Isolation and Characterization of the Cyanide-Resistant and Azide-Resistant Catalase of Lactobacillus plantarum

Abstract

Johnston , M. A. (Cornell University, Ithaca, N.Y.), and E. A. Delwiche . Isolation and characterization of the cyanide-resistant and azide-resistant catalase of Lactobacillus plantarum . J. Bacteriol. 90: 352–356. 1965.— Lactobacillus plantarum T-1403-5 has been shown to possess a very active cyanide- and azide-resistant catalase. By means of fractional ammonium sulfate precipitation, removal of nucleic acids with protamine sulfate, adsorption on calcium phosphate gel, and p H gradient chromatography on diethylaminoethyl cellulose, the catalase “activity” was purified approximately 14-fold. The purified enzyme preparation was insensitive to the heme poisons cyanide and azide, the metal chelating agents ethylenediaminetetraacetate and o -phenanthroline, and the sulfhydryl binding agent p -chloromercuribenzoate. The purified enzyme moved at a uniform rate in the electrophoretic field (isoelectric point, p H 4.7).
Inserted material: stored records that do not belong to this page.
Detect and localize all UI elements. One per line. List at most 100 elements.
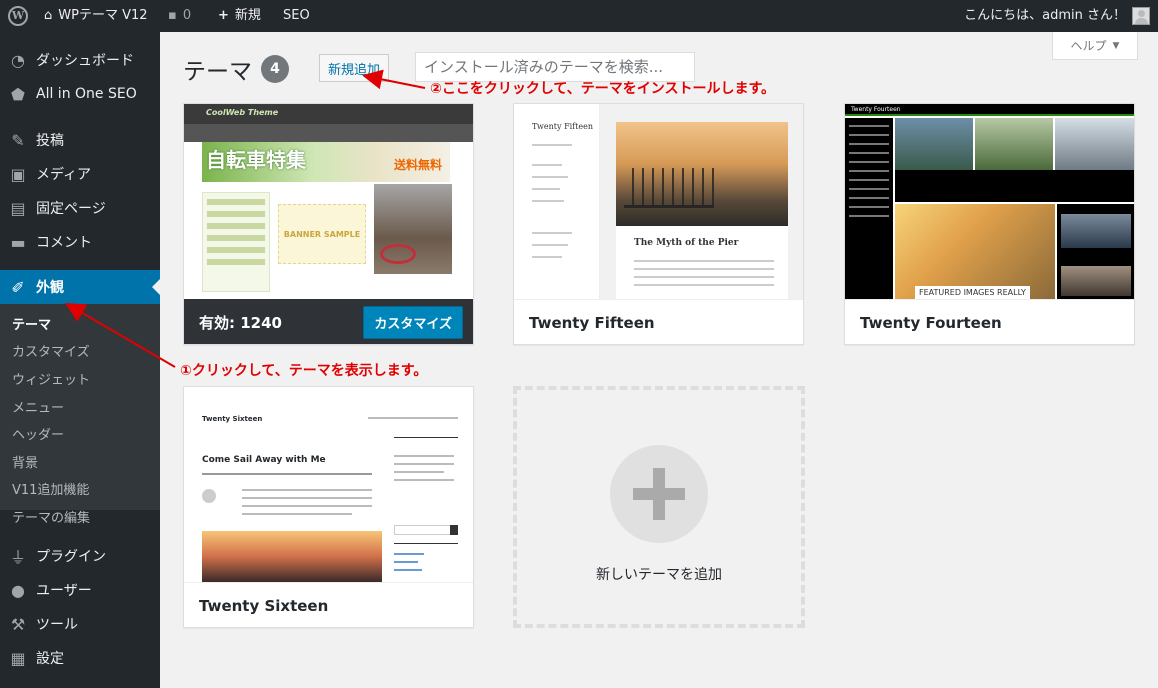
admin-sidebar: ◔ ダッシュボード ⬟ All in One SEO ✎ 投稿 ▣ メディア ▤…	[0, 32, 160, 688]
theme-screenshot: CoolWeb Theme 自転車特集 送料無料 BANNER SAMPLE	[184, 104, 473, 299]
bike-shape	[380, 244, 416, 264]
submenu-themes[interactable]: テーマ	[12, 316, 51, 336]
media-icon: ▣	[10, 164, 26, 184]
banner-sample: BANNER SAMPLE	[278, 204, 366, 264]
header-bar	[184, 124, 473, 142]
sidebar-item-label: コメント	[36, 235, 92, 251]
sidebar-item-appearance[interactable]: ✐ 外観	[0, 270, 160, 304]
theme-screenshot: Twenty Fifteen The Myth of the Pier	[514, 104, 803, 299]
theme-card-twenty-fourteen[interactable]: Twenty Fourteen FEATURED IMAGES REALLY T…	[844, 103, 1135, 345]
theme-count-badge: 4	[261, 55, 289, 83]
theme-name: Twenty Sixteen	[184, 582, 473, 627]
theme-name-bar: 有効: 1240 カスタマイズ	[184, 299, 473, 344]
sidebar-item-label: ユーザー	[36, 583, 92, 599]
submenu-v11-features[interactable]: V11追加機能	[12, 481, 89, 501]
admin-bar: W ⌂ WPテーマ V12 ▪ 0 + 新規 SEO こんにちは、admin さ…	[0, 0, 1158, 32]
plus-icon	[610, 445, 708, 543]
sidebar-item-label: 投稿	[36, 133, 64, 149]
comment-icon: ▬	[10, 232, 26, 252]
avatar	[1132, 7, 1150, 25]
page-icon: ▤	[10, 198, 26, 218]
theme-screenshot: Twenty Sixteen Come Sail Away with Me	[184, 387, 473, 582]
submenu-header[interactable]: ヘッダー	[12, 426, 64, 446]
appearance-submenu: テーマ カスタマイズ ウィジェット メニュー ヘッダー 背景 V11追加機能 テ…	[0, 304, 160, 526]
sidebar-item-tools[interactable]: ⚒ ツール	[0, 607, 160, 641]
side-menu	[845, 118, 893, 299]
seo-link[interactable]: SEO	[283, 0, 310, 32]
sidebar-item-plugins[interactable]: ⏚ プラグイン	[0, 539, 160, 573]
sidebar-item-settings[interactable]: ▦ 設定	[0, 641, 160, 675]
help-label: ヘルプ	[1070, 39, 1107, 53]
comments-count: 0	[182, 8, 192, 23]
help-tab[interactable]: ヘルプ ▼	[1052, 32, 1138, 60]
banner-text: 自転車特集	[206, 148, 306, 172]
shot-title: Twenty Sixteen	[202, 415, 263, 423]
theme-logo: CoolWeb Theme	[206, 108, 279, 117]
add-new-theme-card[interactable]: 新しいテーマを追加	[513, 386, 805, 628]
active-theme-label: 有効: 1240	[199, 313, 282, 332]
sale-text: 送料無料	[394, 158, 443, 172]
comments-link[interactable]: ▪ 0	[168, 0, 191, 32]
theme-card-active[interactable]: CoolWeb Theme 自転車特集 送料無料 BANNER SAMPLE 有…	[183, 103, 474, 345]
settings-icon: ▦	[10, 648, 26, 668]
shot-title: Twenty Fifteen	[532, 122, 593, 131]
sunset-image	[202, 531, 382, 582]
site-name-link[interactable]: ⌂ WPテーマ V12	[44, 0, 148, 32]
sidebar-item-posts[interactable]: ✎ 投稿	[0, 123, 160, 157]
theme-screenshot: Twenty Fourteen FEATURED IMAGES REALLY	[845, 104, 1134, 299]
page-title: テーマ	[183, 59, 252, 85]
sidebar-item-label: All in One SEO	[36, 86, 137, 102]
sidebar-item-comments[interactable]: ▬ コメント	[0, 225, 160, 259]
wrench-icon: ⚒	[10, 614, 26, 634]
sidebar-item-label: ツール	[36, 617, 78, 633]
comment-icon: ▪	[168, 8, 177, 23]
article-title: The Myth of the Pier	[634, 238, 739, 248]
featured-title: FEATURED IMAGES REALLY	[915, 286, 1030, 299]
sidebar-item-label: メディア	[36, 167, 92, 183]
side-menu	[202, 192, 270, 292]
home-icon: ⌂	[44, 8, 53, 23]
sidebar-item-users[interactable]: ● ユーザー	[0, 573, 160, 607]
sidebar-item-label: 外観	[36, 280, 64, 296]
pin-icon: ✎	[11, 130, 25, 150]
add-theme-label: 新しいテーマを追加	[596, 567, 722, 583]
post-title: Come Sail Away with Me	[202, 455, 326, 465]
plugin-icon: ⏚	[9, 548, 26, 567]
submenu-customize[interactable]: カスタマイズ	[12, 343, 90, 363]
shield-icon: ⬟	[11, 84, 25, 104]
customize-button[interactable]: カスタマイズ	[363, 305, 463, 339]
new-content-link[interactable]: + 新規	[218, 0, 261, 32]
greeting: こんにちは、admin さん！	[964, 8, 1126, 23]
theme-name: Twenty Fourteen	[845, 299, 1134, 344]
wp-logo-icon[interactable]: W	[8, 0, 28, 32]
article-preview: The Myth of the Pier	[616, 226, 788, 299]
sidebar-item-media[interactable]: ▣ メディア	[0, 157, 160, 191]
submenu-widgets[interactable]: ウィジェット	[12, 371, 90, 391]
annotation-2: ②ここをクリックして、テーマをインストールします。	[430, 81, 776, 97]
new-label: 新規	[234, 8, 261, 23]
annotation-1: ①クリックして、テーマを表示します。	[180, 363, 428, 379]
submenu-theme-editor[interactable]: テーマの編集	[12, 509, 90, 529]
site-name: WPテーマ V12	[58, 8, 148, 23]
brush-icon: ✐	[11, 277, 25, 297]
theme-card-twenty-sixteen[interactable]: Twenty Sixteen Come Sail Away with Me Tw…	[183, 386, 474, 628]
dashboard-icon: ◔	[11, 50, 25, 70]
sidebar-item-label: 固定ページ	[36, 201, 106, 217]
chevron-down-icon: ▼	[1112, 40, 1120, 51]
theme-card-twenty-fifteen[interactable]: Twenty Fifteen The Myth of the Pier Twen…	[513, 103, 804, 345]
user-icon: ●	[11, 580, 25, 600]
sidebar-item-seo[interactable]: ⬟ All in One SEO	[0, 77, 160, 111]
sidebar-item-label: ダッシュボード	[36, 53, 134, 69]
featured-image	[895, 204, 1055, 299]
sidebar-item-dashboard[interactable]: ◔ ダッシュボード	[0, 43, 160, 77]
submenu-menus[interactable]: メニュー	[12, 399, 64, 419]
sidebar-item-pages[interactable]: ▤ 固定ページ	[0, 191, 160, 225]
theme-name: Twenty Fifteen	[514, 299, 803, 344]
shot-title: Twenty Fourteen	[851, 106, 901, 113]
sidebar-item-label: 設定	[36, 651, 64, 667]
seo-label: SEO	[283, 8, 310, 23]
submenu-background[interactable]: 背景	[12, 454, 38, 474]
account-menu[interactable]: こんにちは、admin さん！	[964, 0, 1150, 32]
add-new-theme-button[interactable]: 新規追加	[319, 54, 389, 82]
side-panel: Twenty Fifteen	[514, 104, 600, 299]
The ultraviolet-light absorption spectrum was negative for heme-iron components, and fluorescence measurements yielded negative results with regard to flavin components. Acriflavin and Atabrine had no effect on enzyme activity. The nonheme catalase displayed a much broader p H range of activity than the heme-iron catalase of a control culture of Escherichia coli and the azide-sensitive catalase developed by L. plantarum NZ48 when grown in the presence of preformed hematin. The nonheme catalase was more resistant to heat inactivation. No retention of the enzyme on a chromatographic column could be obtained with Sephadex 200, nor could the enzyme be separated from crystalline beef-liver catalase by the gel filtration technique. Sedimentation was obtained in a centrifugal field of 144,000 × g for 12 hr.